2.User retention went up: much as Geoff surmised, users liked the additional feature and stuck around longer and shipped more videos.
3.In-app-purchases for the paid features went up: unexpectedly users who purchased the paid feature went up as well.
“Our theory is the creators started using a feature, liked it, but got sick of watching a reward video to enable it, so they bought the feature.
This is a win-win because the creators are sticking around longer, using the app more, some are getting the features for free and overall we’re increasing revenue.”
The Unexpected Findings:
Using Audience Reporting Geoff drilled into the users in the AB test to see who exactly was driving the increased retention, and increased revenue and how it was impacting creator app usage.
“The new feature-use was bifurcated by device type. Phone users are one feature while the tablets were opting into another.

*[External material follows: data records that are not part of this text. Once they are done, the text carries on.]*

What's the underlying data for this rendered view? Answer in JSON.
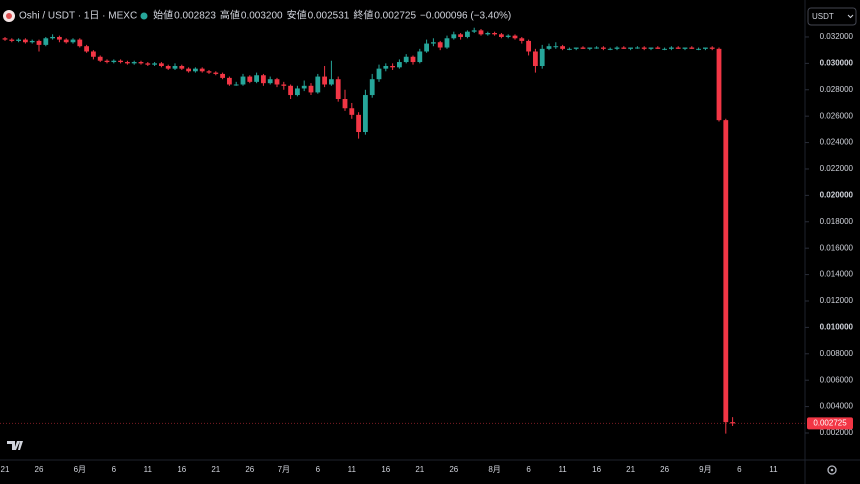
{
  "header": {
    "symbol": "Oshi / USDT · 1日 · MEXC",
    "ohlc": [
      {
        "label": "始値",
        "value": "0.002823"
      },
      {
        "label": "高値",
        "value": "0.003200"
      },
      {
        "label": "安値",
        "value": "0.002531"
      },
      {
        "label": "終値",
        "value": "0.002725"
      }
    ],
    "change": "−0.000096 (−3.40%)",
    "currency": "USDT"
  },
  "chart_data": {
    "type": "candlestick",
    "up_color": "#26a69a",
    "down_color": "#f23645",
    "categories": [
      "21",
      null,
      null,
      null,
      null,
      "26",
      null,
      null,
      null,
      null,
      null,
      "6月",
      null,
      null,
      null,
      null,
      "6",
      null,
      null,
      null,
      null,
      "11",
      null,
      null,
      null,
      null,
      "16",
      null,
      null,
      null,
      null,
      "21",
      null,
      null,
      null,
      null,
      "26",
      null,
      null,
      null,
      null,
      "7月",
      null,
      null,
      null,
      null,
      "6",
      null,
      null,
      null,
      null,
      "11",
      null,
      null,
      null,
      null,
      "16",
      null,
      null,
      null,
      null,
      "21",
      null,
      null,
      null,
      null,
      "26",
      null,
      null,
      null,
      null,
      null,
      "8月",
      null,
      null,
      null,
      null,
      "6",
      null,
      null,
      null,
      null,
      "11",
      null,
      null,
      null,
      null,
      "16",
      null,
      null,
      null,
      null,
      "21",
      null,
      null,
      null,
      null,
      "26",
      null,
      null,
      null,
      null,
      null,
      "9月",
      null,
      null,
      null,
      null,
      "6",
      null,
      null,
      null,
      null,
      "11",
      null,
      null,
      null,
      null
    ],
    "open": [
      0.0319,
      0.0318,
      0.0317,
      0.0318,
      0.0316,
      0.0317,
      0.0314,
      0.0319,
      0.032,
      0.0318,
      0.0316,
      0.0318,
      0.0313,
      0.0309,
      0.0305,
      0.0302,
      0.0301,
      0.0302,
      0.0301,
      0.03,
      0.0301,
      0.03,
      0.0299,
      0.03,
      0.0298,
      0.0296,
      0.0298,
      0.0296,
      0.0294,
      0.0296,
      0.0294,
      0.0293,
      0.0292,
      0.0289,
      0.0284,
      0.0284,
      0.029,
      0.0286,
      0.0291,
      0.0285,
      0.0288,
      0.0284,
      0.0283,
      0.0276,
      0.0281,
      0.0283,
      0.0278,
      0.029,
      0.0284,
      0.0288,
      0.0273,
      0.0266,
      0.0261,
      0.0248,
      0.0276,
      0.0288,
      0.0296,
      0.0298,
      0.0297,
      0.0301,
      0.0305,
      0.0301,
      0.0309,
      0.0315,
      0.0316,
      0.0312,
      0.0319,
      0.0322,
      0.032,
      0.0324,
      0.0325,
      0.0322,
      0.0323,
      0.0322,
      0.032,
      0.0321,
      0.0319,
      0.0317,
      0.0309,
      0.0298,
      0.0311,
      0.0313,
      0.0313,
      0.0311,
      0.0311,
      0.0312,
      0.0311,
      0.0312,
      0.0312,
      0.0311,
      0.0311,
      0.0312,
      0.0311,
      0.0312,
      0.0312,
      0.0311,
      0.0312,
      0.0311,
      0.0311,
      0.0312,
      0.0311,
      0.0312,
      0.0311,
      0.0311,
      0.0312,
      0.0311,
      0.0257,
      0.002823,
      null,
      null,
      null,
      null,
      null,
      null,
      null,
      null,
      null,
      null
    ],
    "high": [
      0.032,
      0.0319,
      0.0319,
      0.0319,
      0.0318,
      0.0318,
      0.032,
      0.0322,
      0.0321,
      0.0319,
      0.0319,
      0.0319,
      0.0314,
      0.031,
      0.0306,
      0.0303,
      0.0303,
      0.0303,
      0.0302,
      0.0302,
      0.0302,
      0.0301,
      0.0301,
      0.0301,
      0.0299,
      0.03,
      0.0299,
      0.0297,
      0.0297,
      0.0297,
      0.0295,
      0.0294,
      0.0293,
      0.029,
      0.0286,
      0.0292,
      0.0291,
      0.0293,
      0.0292,
      0.029,
      0.0289,
      0.0286,
      0.0284,
      0.0283,
      0.0287,
      0.0285,
      0.0292,
      0.0298,
      0.0302,
      0.029,
      0.028,
      0.027,
      0.0263,
      0.028,
      0.0292,
      0.0299,
      0.03,
      0.03,
      0.0303,
      0.0307,
      0.0306,
      0.0311,
      0.0318,
      0.0319,
      0.0317,
      0.0321,
      0.0324,
      0.0323,
      0.0325,
      0.0327,
      0.0326,
      0.0324,
      0.0324,
      0.0323,
      0.0322,
      0.0322,
      0.032,
      0.0318,
      0.0311,
      0.0314,
      0.0315,
      0.0316,
      0.0314,
      0.0312,
      0.0312,
      0.0313,
      0.0312,
      0.0313,
      0.0313,
      0.0312,
      0.0313,
      0.0313,
      0.0312,
      0.0313,
      0.0313,
      0.0312,
      0.0313,
      0.0312,
      0.0313,
      0.0313,
      0.0312,
      0.0313,
      0.0312,
      0.0312,
      0.0313,
      0.0312,
      0.0258,
      0.0032,
      null,
      null,
      null,
      null,
      null,
      null,
      null,
      null,
      null,
      null
    ],
    "low": [
      0.0317,
      0.0316,
      0.0316,
      0.0315,
      0.0315,
      0.0309,
      0.0313,
      0.0318,
      0.0316,
      0.0315,
      0.0315,
      0.0312,
      0.0308,
      0.0303,
      0.0301,
      0.03,
      0.03,
      0.03,
      0.0299,
      0.0299,
      0.0299,
      0.0298,
      0.0298,
      0.0297,
      0.0295,
      0.0295,
      0.0295,
      0.0293,
      0.0293,
      0.0293,
      0.0292,
      0.0291,
      0.0288,
      0.0283,
      0.0283,
      0.0283,
      0.0285,
      0.0285,
      0.0283,
      0.0284,
      0.0282,
      0.028,
      0.0273,
      0.0275,
      0.0279,
      0.0276,
      0.0277,
      0.0282,
      0.0283,
      0.0271,
      0.0264,
      0.0258,
      0.0243,
      0.0246,
      0.0274,
      0.0286,
      0.0294,
      0.0295,
      0.0296,
      0.03,
      0.0299,
      0.03,
      0.0308,
      0.0313,
      0.031,
      0.0311,
      0.0318,
      0.0318,
      0.0319,
      0.0323,
      0.0321,
      0.0321,
      0.0321,
      0.0319,
      0.0319,
      0.0318,
      0.0315,
      0.0306,
      0.0293,
      0.0296,
      0.031,
      0.0311,
      0.031,
      0.031,
      0.031,
      0.0311,
      0.031,
      0.0311,
      0.031,
      0.031,
      0.031,
      0.0311,
      0.031,
      0.0311,
      0.031,
      0.031,
      0.0311,
      0.031,
      0.031,
      0.0311,
      0.031,
      0.0311,
      0.031,
      0.031,
      0.031,
      0.0256,
      0.00195,
      0.002531,
      null,
      null,
      null,
      null,
      null,
      null,
      null,
      null,
      null,
      null
    ],
    "close": [
      0.0318,
      0.0317,
      0.0318,
      0.0316,
      0.0317,
      0.0314,
      0.0319,
      0.032,
      0.0318,
      0.0316,
      0.0318,
      0.0313,
      0.0309,
      0.0305,
      0.0302,
      0.0301,
      0.0302,
      0.0301,
      0.03,
      0.0301,
      0.03,
      0.0299,
      0.03,
      0.0298,
      0.0296,
      0.0298,
      0.0296,
      0.0294,
      0.0296,
      0.0294,
      0.0293,
      0.0292,
      0.0289,
      0.0284,
      0.0284,
      0.029,
      0.0286,
      0.0291,
      0.0285,
      0.0288,
      0.0284,
      0.0283,
      0.0276,
      0.0281,
      0.0283,
      0.0278,
      0.029,
      0.0284,
      0.0288,
      0.0273,
      0.0266,
      0.0261,
      0.0248,
      0.0276,
      0.0288,
      0.0296,
      0.0298,
      0.0297,
      0.0301,
      0.0305,
      0.0301,
      0.0309,
      0.0315,
      0.0316,
      0.0312,
      0.0319,
      0.0322,
      0.032,
      0.0324,
      0.0325,
      0.0322,
      0.0323,
      0.0322,
      0.032,
      0.0321,
      0.0319,
      0.0317,
      0.0309,
      0.0298,
      0.0311,
      0.0313,
      0.0313,
      0.0311,
      0.0311,
      0.0312,
      0.0311,
      0.0312,
      0.0312,
      0.0311,
      0.0311,
      0.0312,
      0.0311,
      0.0312,
      0.0312,
      0.0311,
      0.0312,
      0.0311,
      0.0311,
      0.0312,
      0.0311,
      0.0312,
      0.0311,
      0.0311,
      0.0312,
      0.0311,
      0.0257,
      0.002823,
      0.002725,
      null,
      null,
      null,
      null,
      null,
      null,
      null,
      null,
      null,
      null
    ],
    "ylim": [
      0,
      0.0348
    ],
    "yticks": [
      {
        "value": 0.002,
        "label": "0.002000"
      },
      {
        "value": 0.004,
        "label": "0.004000"
      },
      {
        "value": 0.006,
        "label": "0.006000"
      },
      {
        "value": 0.008,
        "label": "0.008000"
      },
      {
        "value": 0.01,
        "label": "0.010000"
      },
      {
        "value": 0.012,
        "label": "0.012000"
      },
      {
        "value": 0.014,
        "label": "0.014000"
      },
      {
        "value": 0.016,
        "label": "0.016000"
      },
      {
        "value": 0.018,
        "label": "0.018000"
      },
      {
        "value": 0.02,
        "label": "0.020000"
      },
      {
        "value": 0.022,
        "label": "0.022000"
      },
      {
        "value": 0.024,
        "label": "0.024000"
      },
      {
        "value": 0.026,
        "label": "0.026000"
      },
      {
        "value": 0.028,
        "label": "0.028000"
      },
      {
        "value": 0.03,
        "label": "0.030000"
      },
      {
        "value": 0.032,
        "label": "0.032000"
      }
    ],
    "last_price_label": "0.002725"
  }
}
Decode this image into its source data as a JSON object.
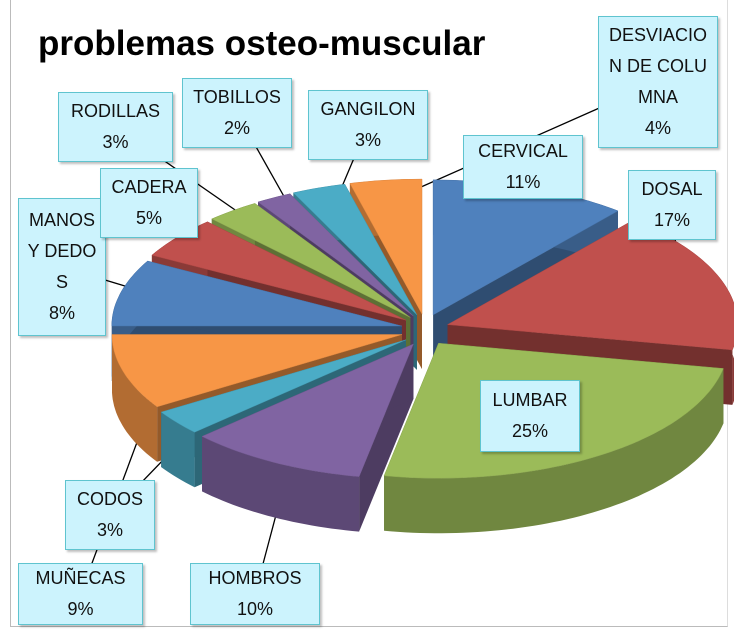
{
  "chart_data": {
    "type": "pie3d",
    "title": "problemas osteo-muscular",
    "categories": [
      "CERVICAL",
      "DOSAL",
      "LUMBAR",
      "HOMBROS",
      "CODOS",
      "MUÑECAS",
      "MANOS Y DEDOS",
      "CADERA",
      "RODILLAS",
      "TOBILLOS",
      "GANGILON",
      "DESVIACION DE COLUMNA"
    ],
    "values": [
      11,
      17,
      25,
      10,
      3,
      9,
      8,
      5,
      3,
      2,
      3,
      4
    ],
    "value_labels": [
      "11%",
      "17%",
      "25%",
      "10%",
      "3%",
      "9%",
      "8%",
      "5%",
      "3%",
      "2%",
      "3%",
      "4%"
    ],
    "colors": [
      "#4f81bd",
      "#c0504d",
      "#9bbb59",
      "#8064a2",
      "#4bacc6",
      "#f79646",
      "#4f81bd",
      "#c0504d",
      "#9bbb59",
      "#8064a2",
      "#4bacc6",
      "#f79646"
    ]
  }
}
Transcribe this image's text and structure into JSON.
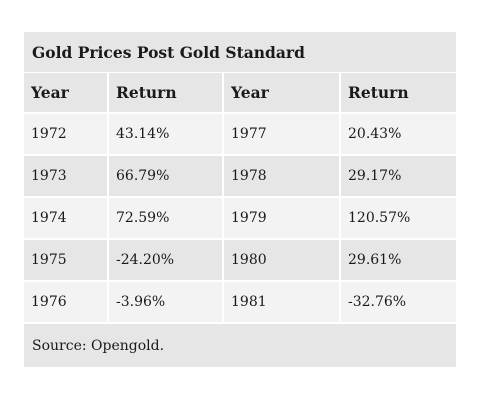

There were too few users to measure a trend before but the implications are huge for our product: the phone users are using the app for quick, fast engagements where the tablet users are using it as an ongoing long-term project.
This gives us a huge insight to how different users are using the platform – and means we may think about creating two apps to better serve the two audiences.”
On the right is a chart representing average user engagement of the newly unlocked feature “Project Backup”. Tablets are blue, phones in yellow. The rate of backing up a project was significantly higher for tablets.
Here the chart shows average “Import Video” events per creator, where the phone users (yellow) shows a higher use than the tablet (blue) indicating a different type of animation usage by phone users.